Although the Chinese Communist Regime tells the world that there are no human rights violations in East Turkistan and claims that the people in these camps live “happily,” it is a fact that the Regime ruled these places with an iron fist. Since it also does not allow neutral observers to enter the occupied territories, it is impossible to determine the extent of the persecution. However, with the research of ASPI on the camps, it was revealed that new camps were built in the region, and the existing concentration camps were continuously expanded. According to the institute’s research results, the compounds of 61 remand and detention facilities were expanded between July of 2019 and July of 2020. Half of them have been converted into high-security prisons while previously being used as a retraining center. For example, a 100, 000-square-meter detention camp, built on a 60-acre plot in the city of Kashgar, with 13 five-story residential buildings and surrounded by 14-meter-high walls and watchtowers, has been in use since January of this year. The concentration camp in Dabancheng, near Urumqi, the capital of East Turkistan, has been used as one of the largest detention centers. With the new buildings added in 2019, this detention center has reached enormous dimensions and is now 1 kilometer long.

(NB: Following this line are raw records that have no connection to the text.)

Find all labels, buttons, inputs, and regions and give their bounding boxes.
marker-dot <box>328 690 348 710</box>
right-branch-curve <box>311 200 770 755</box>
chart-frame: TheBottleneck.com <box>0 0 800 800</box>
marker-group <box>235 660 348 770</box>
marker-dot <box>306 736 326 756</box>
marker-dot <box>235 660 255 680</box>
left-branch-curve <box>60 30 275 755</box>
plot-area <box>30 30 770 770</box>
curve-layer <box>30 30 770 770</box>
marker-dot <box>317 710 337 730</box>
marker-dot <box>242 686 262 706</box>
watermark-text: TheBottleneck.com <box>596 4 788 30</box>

In time, the Beijing government accepted that the numbers in these concentration camps, which were the biggest black mark of the recent period after the Nazis, reached enormous numbers. But while accepting this, they portrayed this system of cruelty, which they started in the name of destroying a society, as a success in the sinicization of people. Documents released by the Beijing government in September of this year contained information about concentration camps. The document also shows the Chinese government’s perspective on the Muslim people living there. According to the Chinese communist regime, this backwardness in some regions of East Turkistan that is not fully developed economically is due to the conservative nature of the region’s people. It is stated in the document that people were sent to concentration camps to eliminate this so-called backwardness. Since 2017, as the Chinese government says, 1.29 million people have been forcibly taken from their homes by the authoritarian communist regime each year and sent to camps. A third of these figures are in the southern part of East Turkistan, a rural part. Considering that almost 1.35 million people are sent to so-called education centers each year, it is thought that almost more than 4.5 million people have been taken to these camps to date. This figure also coincides with the number of organizations reporting human rights violations in East Turkistan.